A última palavra de um homem vai para sua mãe ou para quem mais ama

Um soldado alemão, por exemplo, se despede dos pais e lamenta a perda de um amigo. “Amados pais. (...) Tenho certeza que esta será a última [carta] que seu amado filho lhes escreverá. Temos russos por todos os lados e não nos mandam ajuda de Berlim. Tenho-lhes uma triste notícia, Granstsau morreu semana passada. (...) Chorei muito ao vê-lo, porque crescemos juntos, lembram-se? Quando éramos crianças, quebrei a perna, ele me levou a casa nas suas costas com a minha perna quebrada. Sinto muito pelos pais dele. Perdi meu único amigo.”

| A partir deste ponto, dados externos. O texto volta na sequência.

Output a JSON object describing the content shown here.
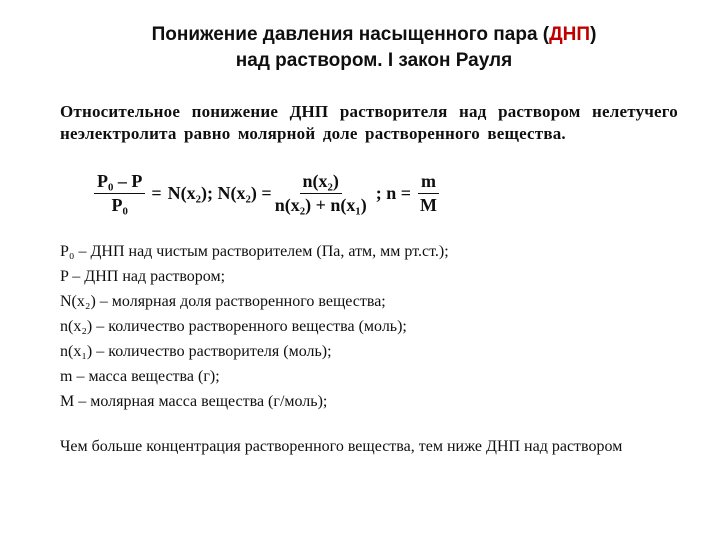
{
  "title": {
    "line1_pre": "Понижение давления насыщенного пара (",
    "dnp": "ДНП",
    "line1_post": ")",
    "line2": "над  раствором. I закон Рауля"
  },
  "definition": "Относительное понижение ДНП растворителя над раствором нелетучего неэлектролита равно молярной доле растворенного вещества.",
  "formula": {
    "f1_num": "P₀ – P",
    "f1_den": "P₀",
    "f1_eq": " = ",
    "nx2_a": "N(x₂); N(x₂) = ",
    "f2_num": "n(x₂)",
    "f2_den": "n(x₂) + n(x₁)",
    "semi": " ;  n = ",
    "f3_num": "m",
    "f3_den": "M"
  },
  "legend": {
    "l1": "P₀ – ДНП над чистым растворителем (Па, атм, мм рт.ст.);",
    "l2": "P – ДНП над раствором;",
    "l3": "N(x₂) – молярная доля растворенного вещества;",
    "l4": "n(x₂) – количество растворенного вещества (моль);",
    "l5": "n(x₁) – количество растворителя (моль);",
    "l6": "m – масса вещества (г);",
    "l7": "M – молярная масса вещества (г/моль);"
  },
  "conclusion": "Чем больше концентрация растворенного вещества, тем ниже ДНП над раствором",
  "colors": {
    "text": "#0f0f0f",
    "accent": "#c00000",
    "bg": "#ffffff"
  }
}
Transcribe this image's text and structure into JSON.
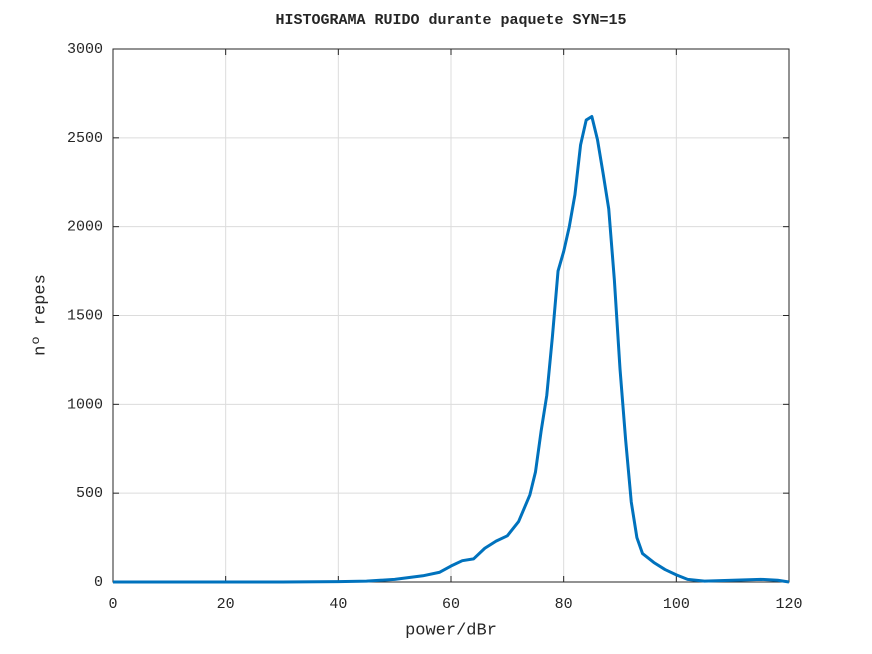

Outro soldado, imerso em atroz incerteza em relação àquilo em que acreditava, relata como o nacionalismo e a política, que haviam inspirado delírios de grandeza e tinham conduzido à guerra, deixaram de fazer qualquer sentido naquela hora fúnebre. “Tive um choque terrível e as piores dúvidas sobre tudo. Antes eu era forte e acreditava; agora sou fraco e incrédulo. Sobre muito do que está acontecendo aqui jamais saberei de coisa alguma; mas o pouco que sei é demais para o estômago. Ninguém poderá dizer-me que meus camaradas morreram com palavras como ‘Alemanha’ ou ‘Heil Hitler!’ nos lábios... A última palavra de um homem vai para sua mãe ou para quem mais ama, ou então é apenas um grito de socorro.”

Um terceiro alemão lamenta-se por nunca ter se declarado à amada. Teme ser esquecido. E busca resgatar sua dignidade ao assumir sua responsabilidade moral. “Você sabe o que sinto por você, Augusta. Dissemos muito pouco ou quase nada sobre nossas emoções; mas amo você e você me ama, e é por isso que saberá a verdade. Esse é o tema desta carta. A verdade significa conhecer os fatos a respeito das piores batalhas travadas em uma situação desesperadora: miséria, fome frio, privações, dúvidas , desespero e homens morrendo de maneira horrível (...) Minha própria parcela de culpa é inegável. Numa proporção pequena, é verdade (...), mas dá no mesmo. Não tenho intenção de fugir de minha responsabilidade (...) e pagarei a dívida com a minha própria vida. (...) Augusta, serei forte. Não fique amargurada, nem sofra muito com minha ausência. Não estou acovardado, somente triste por não poder dar maior prova de minha coragem do que morrer por uma causa fútil, para não dizer criminosa. Não me esqueça rápido demais.”

Muitas dessas cartas nunca chegaram a seus destinatários. Mas ficaram para a humanidade.